Arleen nodded vaguely and turned to leave, stumbling a bit on the sill.

Between themselves, the girls referred to Father Snow as Father Ice, an irony that gave them satisfaction, for his fat sorrow elicited considerable indignation in them. Where was his faith? He didn’t have the faith to fill a banana sling. Where was his calm demeanor? It had fled from him. He was the furthest thing from ice they could imagine, the furthest from their admiration of ice, the lacy sheaths, the glare, the brilliance and hardness of ice. There had never been enough of it in their lives. A little, but not much.

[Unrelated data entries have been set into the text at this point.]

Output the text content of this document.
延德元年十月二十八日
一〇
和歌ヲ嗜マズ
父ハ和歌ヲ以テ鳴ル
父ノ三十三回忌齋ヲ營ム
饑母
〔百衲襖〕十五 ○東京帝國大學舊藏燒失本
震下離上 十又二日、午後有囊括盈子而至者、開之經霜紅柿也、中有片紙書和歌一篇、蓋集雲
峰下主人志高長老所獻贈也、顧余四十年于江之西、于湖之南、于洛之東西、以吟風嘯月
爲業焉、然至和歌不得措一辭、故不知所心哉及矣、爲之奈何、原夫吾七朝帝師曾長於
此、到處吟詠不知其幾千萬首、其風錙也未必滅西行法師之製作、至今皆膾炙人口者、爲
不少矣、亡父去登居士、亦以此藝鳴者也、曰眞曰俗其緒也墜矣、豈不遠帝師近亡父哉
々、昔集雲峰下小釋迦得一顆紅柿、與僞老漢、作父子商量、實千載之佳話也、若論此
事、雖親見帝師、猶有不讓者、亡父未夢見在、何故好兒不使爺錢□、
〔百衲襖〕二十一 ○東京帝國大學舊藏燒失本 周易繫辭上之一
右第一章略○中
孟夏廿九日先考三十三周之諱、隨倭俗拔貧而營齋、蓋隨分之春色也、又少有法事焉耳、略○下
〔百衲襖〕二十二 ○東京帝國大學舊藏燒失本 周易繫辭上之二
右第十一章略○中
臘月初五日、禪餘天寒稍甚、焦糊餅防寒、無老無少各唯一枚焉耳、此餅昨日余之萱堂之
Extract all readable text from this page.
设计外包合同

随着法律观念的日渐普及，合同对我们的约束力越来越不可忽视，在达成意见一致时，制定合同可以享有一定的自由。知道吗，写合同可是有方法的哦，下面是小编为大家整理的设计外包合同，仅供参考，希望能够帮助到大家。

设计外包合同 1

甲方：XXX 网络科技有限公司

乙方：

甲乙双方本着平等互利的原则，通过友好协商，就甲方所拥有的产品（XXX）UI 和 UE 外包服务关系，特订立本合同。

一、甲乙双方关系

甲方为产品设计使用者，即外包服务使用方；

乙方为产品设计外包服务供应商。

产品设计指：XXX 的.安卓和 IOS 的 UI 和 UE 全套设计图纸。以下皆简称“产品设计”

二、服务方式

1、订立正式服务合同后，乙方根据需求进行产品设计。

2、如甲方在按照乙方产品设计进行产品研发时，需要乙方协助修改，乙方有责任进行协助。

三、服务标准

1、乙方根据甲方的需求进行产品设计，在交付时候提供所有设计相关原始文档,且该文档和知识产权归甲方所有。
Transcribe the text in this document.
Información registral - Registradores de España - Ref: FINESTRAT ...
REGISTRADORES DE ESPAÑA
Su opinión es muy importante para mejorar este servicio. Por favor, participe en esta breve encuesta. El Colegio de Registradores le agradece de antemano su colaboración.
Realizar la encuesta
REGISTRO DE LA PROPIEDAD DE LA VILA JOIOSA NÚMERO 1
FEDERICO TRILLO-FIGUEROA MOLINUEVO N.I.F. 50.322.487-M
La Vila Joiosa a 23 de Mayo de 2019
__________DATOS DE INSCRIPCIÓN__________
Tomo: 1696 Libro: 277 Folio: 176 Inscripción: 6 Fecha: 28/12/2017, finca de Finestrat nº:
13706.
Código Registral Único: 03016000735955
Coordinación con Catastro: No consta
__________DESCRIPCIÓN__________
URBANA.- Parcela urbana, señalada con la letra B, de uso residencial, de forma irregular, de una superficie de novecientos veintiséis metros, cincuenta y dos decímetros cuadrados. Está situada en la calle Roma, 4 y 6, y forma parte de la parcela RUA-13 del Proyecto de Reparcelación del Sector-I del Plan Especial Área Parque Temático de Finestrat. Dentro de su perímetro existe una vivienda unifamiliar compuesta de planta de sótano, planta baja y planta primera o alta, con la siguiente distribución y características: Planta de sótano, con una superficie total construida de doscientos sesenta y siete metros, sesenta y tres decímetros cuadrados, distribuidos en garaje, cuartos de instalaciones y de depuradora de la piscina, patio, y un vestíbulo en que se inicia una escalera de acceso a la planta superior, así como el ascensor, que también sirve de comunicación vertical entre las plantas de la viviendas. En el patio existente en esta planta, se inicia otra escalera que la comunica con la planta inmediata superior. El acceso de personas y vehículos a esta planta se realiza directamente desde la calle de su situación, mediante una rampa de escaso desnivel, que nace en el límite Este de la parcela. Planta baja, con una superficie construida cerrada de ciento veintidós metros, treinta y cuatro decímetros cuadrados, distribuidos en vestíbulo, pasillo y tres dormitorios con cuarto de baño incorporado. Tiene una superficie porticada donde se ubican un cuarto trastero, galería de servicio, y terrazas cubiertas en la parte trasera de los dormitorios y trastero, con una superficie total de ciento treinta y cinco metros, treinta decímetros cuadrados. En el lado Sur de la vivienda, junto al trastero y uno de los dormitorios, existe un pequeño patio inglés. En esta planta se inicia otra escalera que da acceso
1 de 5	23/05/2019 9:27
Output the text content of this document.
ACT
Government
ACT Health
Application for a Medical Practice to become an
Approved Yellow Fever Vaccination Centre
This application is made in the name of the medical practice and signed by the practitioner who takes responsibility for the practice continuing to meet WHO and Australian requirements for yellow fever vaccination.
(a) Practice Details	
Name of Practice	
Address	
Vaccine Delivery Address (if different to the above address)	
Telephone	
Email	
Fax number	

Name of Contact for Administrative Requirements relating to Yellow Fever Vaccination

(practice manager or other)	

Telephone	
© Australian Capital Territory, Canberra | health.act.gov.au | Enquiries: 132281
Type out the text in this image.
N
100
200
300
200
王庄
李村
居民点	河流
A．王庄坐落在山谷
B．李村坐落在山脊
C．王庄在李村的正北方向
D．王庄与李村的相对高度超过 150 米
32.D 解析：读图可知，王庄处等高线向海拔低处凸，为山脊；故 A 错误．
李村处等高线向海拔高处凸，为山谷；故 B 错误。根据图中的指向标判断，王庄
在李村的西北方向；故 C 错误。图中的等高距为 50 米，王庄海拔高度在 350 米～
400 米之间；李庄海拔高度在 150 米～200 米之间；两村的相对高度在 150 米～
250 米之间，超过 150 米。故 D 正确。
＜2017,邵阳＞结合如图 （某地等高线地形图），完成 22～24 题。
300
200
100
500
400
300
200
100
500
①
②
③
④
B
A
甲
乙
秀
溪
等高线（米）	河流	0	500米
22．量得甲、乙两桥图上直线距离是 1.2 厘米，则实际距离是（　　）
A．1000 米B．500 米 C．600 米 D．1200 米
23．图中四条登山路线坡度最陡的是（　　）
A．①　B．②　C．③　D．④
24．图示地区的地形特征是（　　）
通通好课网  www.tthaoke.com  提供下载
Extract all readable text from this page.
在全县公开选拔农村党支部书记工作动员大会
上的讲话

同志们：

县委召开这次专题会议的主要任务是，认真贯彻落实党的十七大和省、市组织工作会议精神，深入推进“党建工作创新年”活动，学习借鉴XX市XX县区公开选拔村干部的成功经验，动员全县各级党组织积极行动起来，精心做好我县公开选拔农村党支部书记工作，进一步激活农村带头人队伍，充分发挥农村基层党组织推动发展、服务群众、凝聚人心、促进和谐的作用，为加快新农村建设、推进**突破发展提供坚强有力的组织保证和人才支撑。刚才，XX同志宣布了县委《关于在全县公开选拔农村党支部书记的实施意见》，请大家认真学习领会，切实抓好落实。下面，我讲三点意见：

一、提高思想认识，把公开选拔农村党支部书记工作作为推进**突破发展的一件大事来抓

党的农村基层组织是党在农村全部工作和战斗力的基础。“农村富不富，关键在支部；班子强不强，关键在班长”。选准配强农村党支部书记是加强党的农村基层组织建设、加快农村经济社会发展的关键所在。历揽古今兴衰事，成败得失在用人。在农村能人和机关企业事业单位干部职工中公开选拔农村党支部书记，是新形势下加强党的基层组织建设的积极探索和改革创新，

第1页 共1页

Cuddling and kissing the living cats, the girls walked to the kitchen window and looked out into the garden. Arleen was on the ground at Father Ice’s feet, her head flung back, drying her hair. Father Ice was talking with his eyes shut, tears streaming down his cheeks.

What a pair! the girls thought. They kissed the cats’ stomachs. Father Ice’s mouth was flapping away. His lover, a gaunt young man named Donny, had cooked for Father Ice and pressed his vestments. Father Ice had broken down at dinner the previous night over a plate of barbecued butterflied lamb, recalling, it could only be assumed, the manner in which Donny had once prepared this dish. He had just recovered from having broken down an hour earlier at cocktails.

The girls, through the glass, watched Arleen closely.

“She’s in love with him, can you believe it? That is not just friendship.”

“That kind of love is so safe.”

The girls had never been in love. They did not plan on marrying. They would go to the dance clubs and perch on stools, in their little red dresses, their little black ones and white ones, darling and provocative tight little dresses, and they would toss their hair and laugh as they gazed into each other’s eyes. There were always men around. Men were drawn to them but one would not be courted without the other, even for amusement — they would not be separated. They were like Siamese twins. They were not Siamese twins, of course, they weren’t twins at all, nor were they even born on the same day a year apart, which was why they didn’t care for birthdays. Men did not mind the fact that they would not be separated. It excited them agreeably, in fact. They didn’t believe they didn’t stand a chance in the long run.

The girls dropped the cats and moved away from the window, retiring to the large glassed-in porch on the south side of the house to work on their constructions. These were attractive assemblages, neither morbid nor violent nor sexually repressed as was so common with these objects, but tasteful, cold and peculiar. One of the several young men who were fascinated by the girls made the beautiful partitioned boxes in which selections were placed. One of them contained a snip of lace from Mommy’s wedding dress. They hadn’t asked her for it, but she hadn’t recognized it when she saw it either. There were many things of that nature in the boxes.